Tech Tools review: Samsung Gear S2

Samsung’s Gear S2 smartwatch is not only well-designed, it’s easy to use

The S2 doesn’t follow the standard smartwatch interface, poking away at a 1.2 inch touch screen on your wrist; instead, it uses a rotating bezel.

Product name: Samsung Gear S2

Price: €349.99

Where to buy:


Thu, Jan 21, 2016, 13:00


A couple of years ago when Samsung released its first Gear smartwatch, the industry was in its infancy. Wearables were mostly limited to activity trackers, although there were a few projects starting to show some promise. Unfortunately, the original crop of wearables were a little less fashionable than some people preferred, and a lot more limited than you’d hope.

Fast forward to 2016 and things have changed. There are an array of smartwatches pitched at the average user, each with their own selling points, and they are more wearable than their predecessors. From Pebble to Apple, everyone is looking at smartwatches with new eyes.

Samsung’s Gear S2 has been getting attention and rightly so. The smartwatch is not only well-designed, it’s easy to use. The round face, like the Moto 360, makes it look more like a standard watch, so it’s a little more subtle than other attempts. There’s no camera built into the strap or speaker phone for making calls – two things you probably won’t miss, and for which your battery life will possibly benefit.

The watch comes with two sized strapsso you can switch from the larger strap to the more snug-fitting one if required.

Like the Apple Watch, the S2 doesn’t follow the standard smartwatch interface, poking away at a 1.2 inch touch screen on your wrist; instead, it uses a rotating bezel. That bezel allows you to select apps, move through screens and generally perform functions a little easier than trying to select by touch.

It works surprisingly well. If you aren’t a fan of Apple’s digital crown, this may suit you better. Although at times it feels a little like the bezel control is there just for the sake of it, more often than not it’s a more natural – and faster – way to find your way around the watch. You can switch between your calendar and your music interface, your fitness tracker and your daily news.

There’s also the option to use voice commands too.

In some ways, Samsung is trying to plough its own furrow. The S2 is Tizen-based, rather than Android Wear, which has the simultaneous effect of both freeing it from the Android system and limiting it all at the same time.

Although Tizen has some advantages, the range of apps for the platform isn’t the same. It makes sense: Android Wear devices are growing in number and attracting developers accordingly. While there are most of the essentials for Tizen, it doesn’t have the range and variety that Android Wear has.

It will track your fitness and allow you to navigate turn by turn, and it does both of those well. The S Health app in particular is a highlight; it tracks your activity automatically, so when you start to jog, you don’t have to tell it what you’re doing. It will also keep an eye on your heart rate. Samsung has put the effort in here to make sure that the Tizen system will cover all the basics.

The perceived lack of apps has to be taken in context.

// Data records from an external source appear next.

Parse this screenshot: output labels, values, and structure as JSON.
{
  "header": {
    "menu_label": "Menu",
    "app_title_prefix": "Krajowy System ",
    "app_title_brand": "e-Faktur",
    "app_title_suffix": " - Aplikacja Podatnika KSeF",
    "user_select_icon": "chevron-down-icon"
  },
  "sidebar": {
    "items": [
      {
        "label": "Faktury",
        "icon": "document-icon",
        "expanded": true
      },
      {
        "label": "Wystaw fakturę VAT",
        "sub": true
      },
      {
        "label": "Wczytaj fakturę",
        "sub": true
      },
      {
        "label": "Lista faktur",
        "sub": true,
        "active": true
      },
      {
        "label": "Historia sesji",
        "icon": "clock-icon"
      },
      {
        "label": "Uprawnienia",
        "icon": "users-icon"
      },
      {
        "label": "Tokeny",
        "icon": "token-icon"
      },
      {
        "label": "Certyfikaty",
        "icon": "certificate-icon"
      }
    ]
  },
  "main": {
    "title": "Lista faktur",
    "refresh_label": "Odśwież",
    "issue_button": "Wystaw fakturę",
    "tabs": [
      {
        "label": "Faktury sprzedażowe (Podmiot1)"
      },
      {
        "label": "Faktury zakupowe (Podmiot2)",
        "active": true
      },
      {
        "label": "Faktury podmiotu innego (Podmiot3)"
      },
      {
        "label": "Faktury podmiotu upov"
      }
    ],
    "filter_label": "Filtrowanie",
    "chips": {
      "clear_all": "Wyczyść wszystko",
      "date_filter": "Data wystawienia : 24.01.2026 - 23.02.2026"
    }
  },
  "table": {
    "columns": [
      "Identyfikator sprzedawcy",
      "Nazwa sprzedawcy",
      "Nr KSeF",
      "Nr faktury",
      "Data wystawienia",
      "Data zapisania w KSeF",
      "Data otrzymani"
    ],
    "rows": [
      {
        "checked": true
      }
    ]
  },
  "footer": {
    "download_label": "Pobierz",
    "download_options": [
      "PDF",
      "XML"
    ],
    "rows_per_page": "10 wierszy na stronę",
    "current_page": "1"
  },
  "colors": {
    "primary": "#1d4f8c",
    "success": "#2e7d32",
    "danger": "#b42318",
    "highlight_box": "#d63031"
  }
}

How many people really need their smartwatch to have as many apps as their phone? The watch is designed to work alongside your phone, not instead of it. Perhaps having dedicated social networking apps on your wrist isn’t as much of an advantage as you’d think.

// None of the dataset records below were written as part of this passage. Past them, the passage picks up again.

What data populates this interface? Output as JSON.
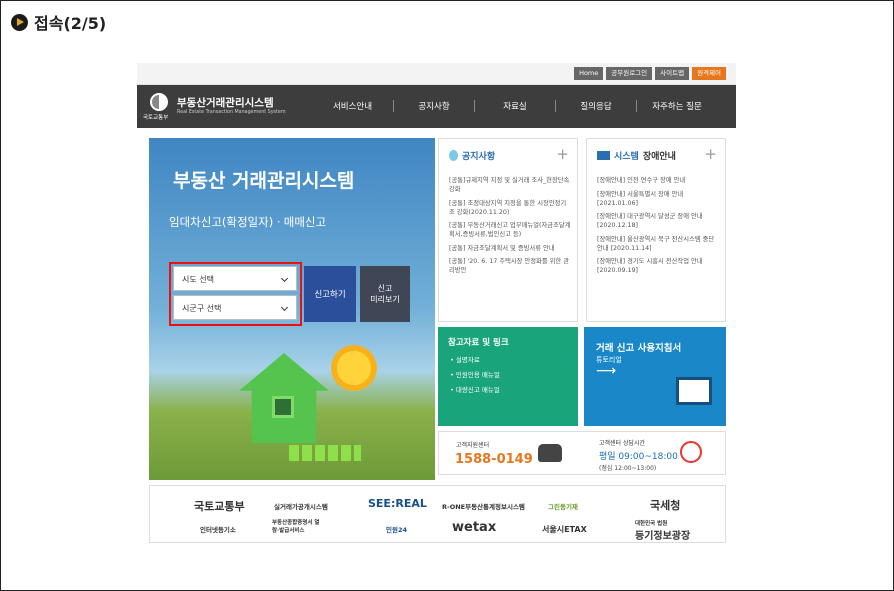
{
  "heading": "접속(2/5)",
  "utils": [
    "Home",
    "공무원로그인",
    "사이트맵",
    "원격제어"
  ],
  "logo": {
    "org": "국토교통부",
    "title": "부동산거래관리시스템",
    "subtitle": "Real Estate Transaction Management System"
  },
  "menu": [
    "서비스안내",
    "공지사항",
    "자료실",
    "질의응답",
    "자주하는 질문"
  ],
  "hero": {
    "title": "부동산 거래관리시스템",
    "subtitle": "임대차신고(확정일자)ㆍ매매신고",
    "sido_select": "시도 선택",
    "sigungu_select": "시군구 선택",
    "report_button": "신고하기",
    "preview_button_line1": "신고",
    "preview_button_line2": "미리보기"
  },
  "notice": {
    "title": "공지사항",
    "items": [
      "[공통]규제지역 지정 및 실거래 조사_현장단속 강화",
      "[공통] 조정대상지역 지정을 통한 시장안정기조 강화(2020.11.20)",
      "[공통] 부동산거래신고 업무매뉴얼(자금조달계획서,증빙서류,법인신고 등)",
      "[공통] 자금조달계획서 및 증빙서류 안내",
      "[공통] '20. 6. 17 주택시장 안정화를 위한 관리방안"
    ]
  },
  "outage": {
    "title_blue": "시스템",
    "title_rest": "장애안내",
    "items": [
      "[장애안내] 인천 연수구 장애 안내",
      "[장애안내] 서울특별시 장애 안내 [2021.01.06]",
      "[장애안내] 대구광역시 달성군 장애 안내 [2020.12.18]",
      "[장애안내] 울산광역시 북구 전산시스템 중단안내 [2020.11.14]",
      "[장애안내] 경기도 시흥시 전산작업 안내 [2020.09.19]"
    ]
  },
  "resources": {
    "title": "참고자료 및 링크",
    "links": [
      "설명자료",
      "민원인용 매뉴얼",
      "대량신고 매뉴얼"
    ]
  },
  "guide": {
    "title": "거래 신고 사용지침서",
    "sub": "튜토리얼",
    "arrow": "⟶"
  },
  "contact": {
    "center_label": "고객지원센터",
    "number": "1588-0149",
    "hours_label": "고객센터 상담시간",
    "hours": "평일 09:00~18:00",
    "lunch": "(점심 12:00~13:00)"
  },
  "footer": {
    "molit": "국토교통부",
    "rtms": "실거래가공개시스템",
    "seereal": "SEE:REAL",
    "rone": "R-ONE부동산통계정보시스템",
    "green": "그린등기재",
    "nts": "국세청",
    "cert": "인터넷등기소",
    "doc": "부동산종합증명서 열람·발급서비스",
    "minwon": "민원24",
    "wetax": "wetax",
    "etax": "서울시ETAX",
    "court1": "대한민국 법원",
    "court2": "등기정보광장"
  }
}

So what phones will the S2 work with? Previous Samsung smartwatches were limited to the higher-end Galaxy range, something the company ditched a while ago. At the time of writing, the Gear S2 will work with phones running Android 4.4 and higher, and with more than 1.5GB of RAM. And that’s Android phones, rather than Samsung phones; the company made the decision to open things up with the S2.

From later this year, it will work with iOS devices. So you could have your iPhone working with your Samsung Gear S2.

The good

The rotating bezel makes getting around this watch an altogether less troublesome experience. While you still have to use the touch screen, there’s less frustration from accidentally selecting the wrong app, and the bezel is a quick way to scroll screens.

The not so good

The Tizen apps are still a little limited – this may improve.

The rest

At CES, Samsung announced premium versions of the S2 – one in platinum, the other in rose gold. There’s also a version that adds an e-sim, so you don’t have to be connected to your phone to get online – although the S2 will connect to wifi networks too.